PRImA-Research-Lab / prima-core-libs

Core libraries by the PRImA Research Lab
Apache License 2.0
16 stars 15 forks source link

reader/validation: throw informative exception #12

Open bertsky opened 3 years ago

bertsky commented 3 years ago

I sometimes have trouble debugging PAGE-XML documents that just won't open in PageViewer, despite the fact that they validate under the schema and there is no obvious mistake. The problem is that PageViewer won't tell you (except that when it outright crashes, you at least get a stack trace).

Now I digged into /PrimaDla/src/org/primaresearch/dla/page/io/xml/XmlPageReader.java and found that XmlPageReader.read() does have all the information in a PageErrorHandler instance called lastErrors. But this gets thrown away.

Why is this not piggy-backed on an exception which PageViewer's event listener can then react on?

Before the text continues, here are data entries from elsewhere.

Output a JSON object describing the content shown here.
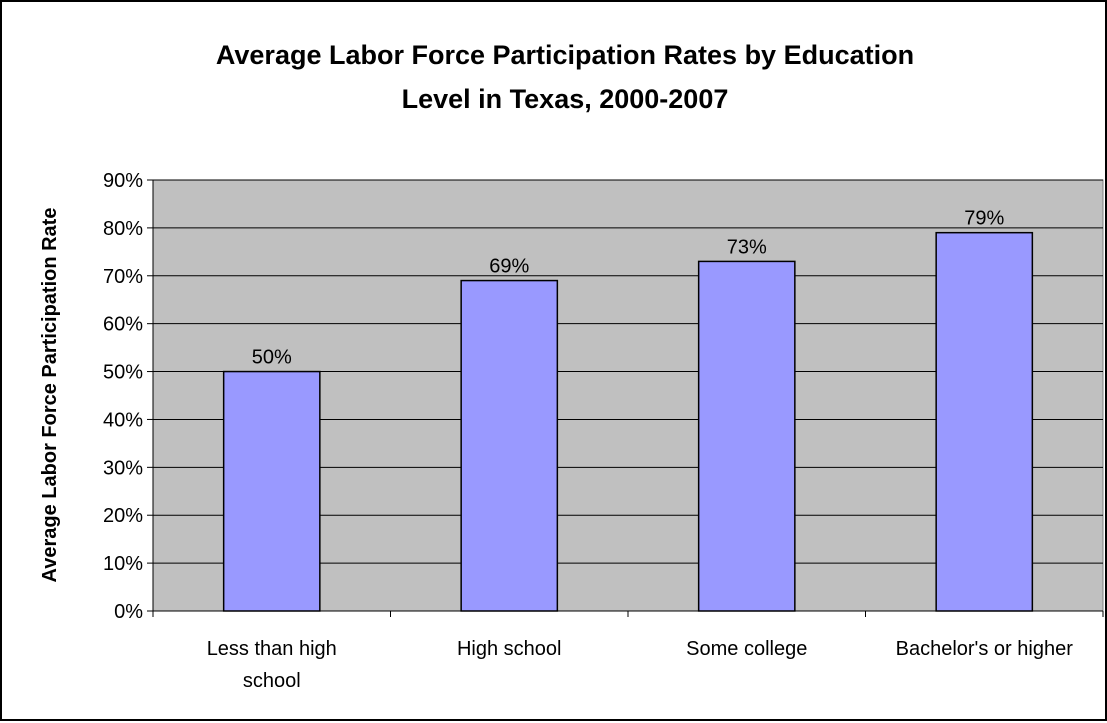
{
  "chart_data": {
    "type": "bar",
    "title_lines": [
      "Average Labor Force Participation Rates by Education",
      "Level in Texas, 2000-2007"
    ],
    "ylabel": "Average Labor Force Participation Rate",
    "xlabel": "",
    "categories": [
      [
        "Less than high",
        "school"
      ],
      [
        "High school"
      ],
      [
        "Some college"
      ],
      [
        "Bachelor's or higher"
      ]
    ],
    "values": [
      50,
      69,
      73,
      79
    ],
    "value_labels": [
      "50%",
      "69%",
      "73%",
      "79%"
    ],
    "ylim": [
      0,
      90
    ],
    "yticks": [
      0,
      10,
      20,
      30,
      40,
      50,
      60,
      70,
      80,
      90
    ],
    "ytick_labels": [
      "0%",
      "10%",
      "20%",
      "30%",
      "40%",
      "50%",
      "60%",
      "70%",
      "80%",
      "90%"
    ],
    "grid": true,
    "legend": "none",
    "colors": {
      "bar_fill": "#9999ff",
      "plot_background": "#c0c0c0",
      "gridline": "#000000",
      "bar_stroke": "#000000"
    }
  }
}
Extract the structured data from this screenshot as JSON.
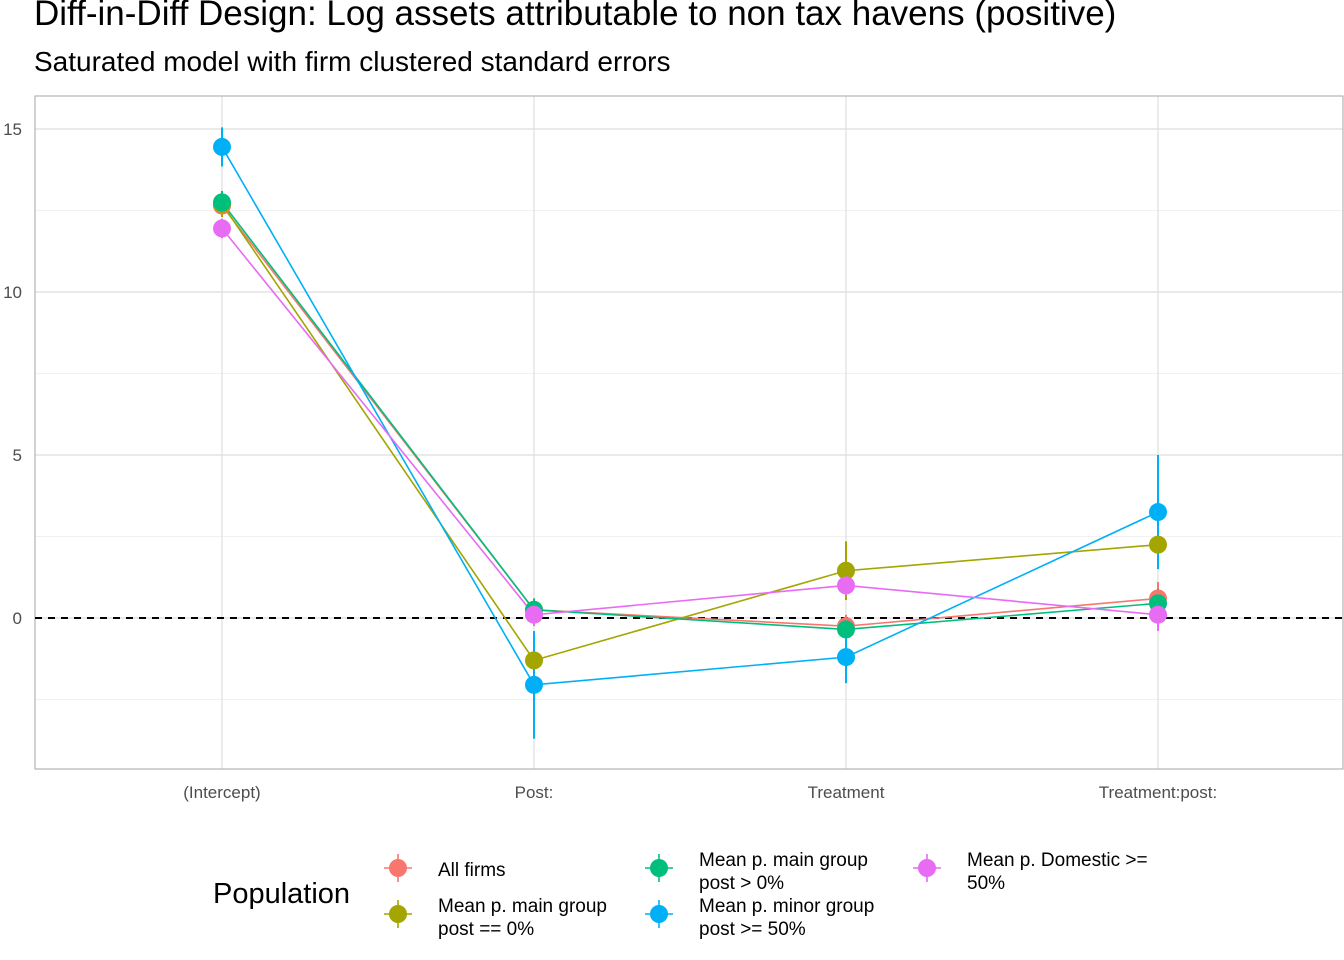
{
  "chart_data": {
    "type": "scatter",
    "title": "Diff-in-Diff Design: Log assets attributable to non tax havens (positive)",
    "subtitle": "Saturated model with firm clustered standard errors",
    "xlabel": "",
    "ylabel": "",
    "categories": [
      "(Intercept)",
      "Post:",
      "Treatment",
      "Treatment:post:"
    ],
    "y_ticks": [
      0,
      5,
      10,
      15
    ],
    "ylim": [
      -4.6,
      16.0
    ],
    "grid": true,
    "reference_line": 0,
    "legend": {
      "title": "Population",
      "placement": "bottom"
    },
    "series": [
      {
        "name": "All firms",
        "color": "#F8766D",
        "values": [
          12.65,
          0.25,
          -0.25,
          0.6
        ],
        "lower": [
          12.3,
          -0.1,
          -0.6,
          0.1
        ],
        "upper": [
          13.0,
          0.6,
          0.1,
          1.1
        ]
      },
      {
        "name": "Mean p. main group post == 0%",
        "color": "#A3A500",
        "values": [
          12.7,
          -1.3,
          1.45,
          2.25
        ],
        "lower": [
          12.3,
          -1.5,
          0.55,
          1.7
        ],
        "upper": [
          13.1,
          -1.1,
          2.35,
          2.8
        ]
      },
      {
        "name": "Mean p. main group post > 0%",
        "color": "#00BF7D",
        "values": [
          12.75,
          0.25,
          -0.35,
          0.45
        ],
        "lower": [
          12.4,
          -0.1,
          -0.7,
          0.0
        ],
        "upper": [
          13.1,
          0.6,
          0.0,
          0.9
        ]
      },
      {
        "name": "Mean p. minor group post >= 50%",
        "color": "#00B0F6",
        "values": [
          14.45,
          -2.05,
          -1.2,
          3.25
        ],
        "lower": [
          13.85,
          -3.7,
          -2.0,
          1.5
        ],
        "upper": [
          15.05,
          -0.4,
          -0.4,
          5.0
        ]
      },
      {
        "name": "Mean p. Domestic >= 50%",
        "color": "#E76BF3",
        "values": [
          11.95,
          0.1,
          1.0,
          0.1
        ],
        "lower": [
          11.65,
          -0.25,
          0.7,
          -0.4
        ],
        "upper": [
          12.25,
          0.45,
          1.3,
          0.6
        ]
      }
    ]
  },
  "legend_labels": [
    {
      "lines": [
        "All firms"
      ]
    },
    {
      "lines": [
        "Mean p. main group",
        "post == 0%"
      ]
    },
    {
      "lines": [
        "Mean p. main group",
        "post > 0%"
      ]
    },
    {
      "lines": [
        "Mean p. minor group",
        "post >= 50%"
      ]
    },
    {
      "lines": [
        "Mean p. Domestic >=",
        "50%"
      ]
    }
  ]
}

For example, it would help seeing (at least on the console):

There is no ID/IDREF binding for IDREF 'region0015'
bertsky commented 1 year ago

Writing code for PAGE-XML that builds on prima-core-libs is difficult without informative error messages. As a user, I frequently get null even with files that validate perfectly under libxml2 (xmllint, xmlstarlet, Python lxml etc), which is not as strict as the parser used here.

Any news here @chris1010010?

stweil commented 8 months ago

@bertsky, please add an example document which does not open in PageViewer and which can be used to test your pull request.